His mother may not like to hear this, but Jason Stanford is an opposition researcher.
"Oh God, yes, my mom tells people I'm a used car dealer," Stanford jokes.
He heads up his own political consulting firm that specializes in researching the public records of political candidates. And he knows what people outside of politics think of the work he does.
"When people think about opposition research, they think about going on bimbo patrol. What opposition research really is, is looking for relevant public records that help voters make choices," Stanford said. "And most often all voters really care about is, what did you say, who did you take money from and what did you vote for."
But when someone hires Stanford, Job One isn't figuring out how to take an opponent down. It's about what in his client's past could hurt the campaign.
"A lot of times we'll find that someone lived in an area that was zoned whites only. Or they had an old tax lien that they had in the '80s. Or they kind of forgot to vote a whole bunch," Stanford said.
Once the defensive research is out of the way, it's time to go on offense. Stanford admits there's nothing very high-minded about it.

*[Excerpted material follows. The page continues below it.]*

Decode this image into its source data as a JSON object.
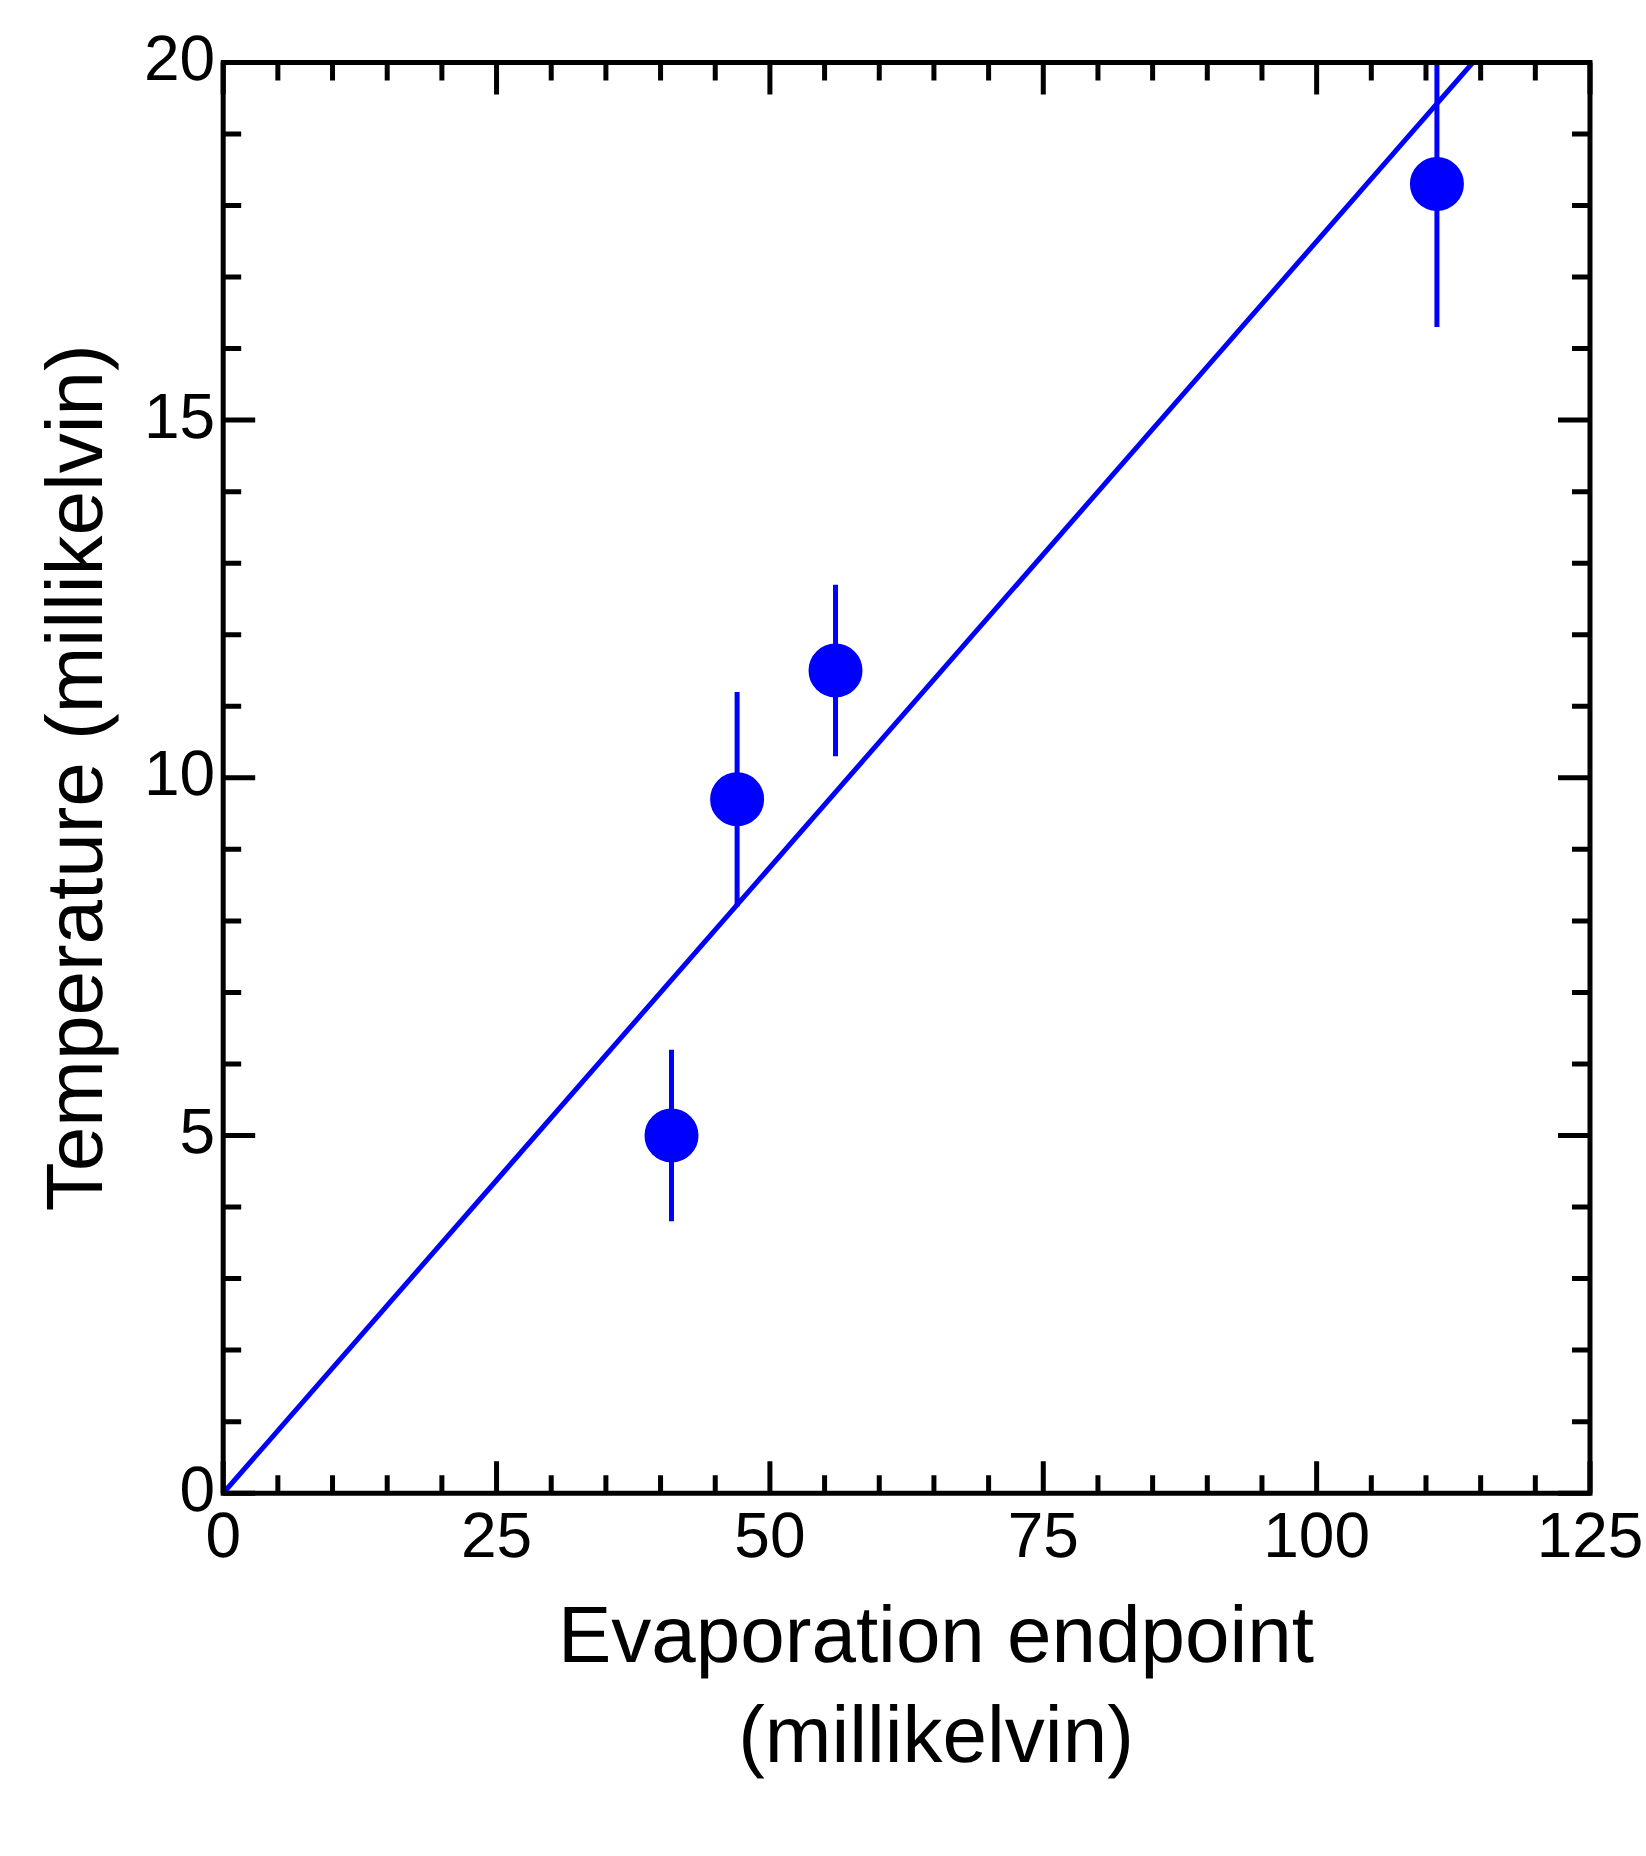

A candidate wants to know the dirt on their opponent -- something, anything, that could help defeat them in the election.
The first step: a run-of-the-mill Google search to see what quotes or stories come up on the candidate. Then it's on to public record databases where you can find everything from traffic tickets to bankruptcies.
It all sounds a lot more mundane then you'd expect. But that's not to say Stanford doesn't get more ambitious research requests from clients who have heard rumors about their opponents and want to find documentation of the despicable act.
"I know that he killed someone and had to go live in Florida for two years. That's a true story. I wish I was making this up. We literally kept that fax because it was so ridiculous. It's taped up to a wall over here somewhere," Stanford said.
Whatever the research is, it usually ends up one of two places: Paid political ads, like mailers, TV or web videos. Or at a local news outlet.
Ramsey is often a depository for opposition research handed out by political campaigns in an effort to discredit opponents. Some of the envelopes are clearly marked, addressed from a campaign or consultant. But not always.
"My favorite one this year was someone sent me an envelope full of information about a candidate in the Lt. Governor's race that was from Ross Ramsey… to Ross Ramsey. So I think future Ross Ramsey might have sent me some information," Ramsey joked.
So what does a news organization do with these tips? Especially when you consider the goals behind each brown envelope. Ramsey said it's like any other tip that comes into a newsroom.
"People say you ought to look at this, you ought to look at that. And you look at some of them and you say, oh, that's a story and you investigate it and run it down and it is a story. And some of the things that come in as tips you look at them and say, for one reason or another, you know, that's not a story," Ramsey said. "Just because something is damaging to a candidate and came from their opponent, doesn't mean it's not a story. It just means you've really got to check it out."
But Ramsey says there are some brown envelopes that don't get follow-ups. That includes claims of youthful indiscretion that are used as reasons someone shouldn't be elected now.
"So and so did this when they were 17, so now that they're 53, they're unqualified to…. And sometimes you look at those and you go that may actually be right. More often you look at them and say, this is old information. What else you got?"
And with less than two weeks before the March primaries, opposition researchers probably have plenty more to share.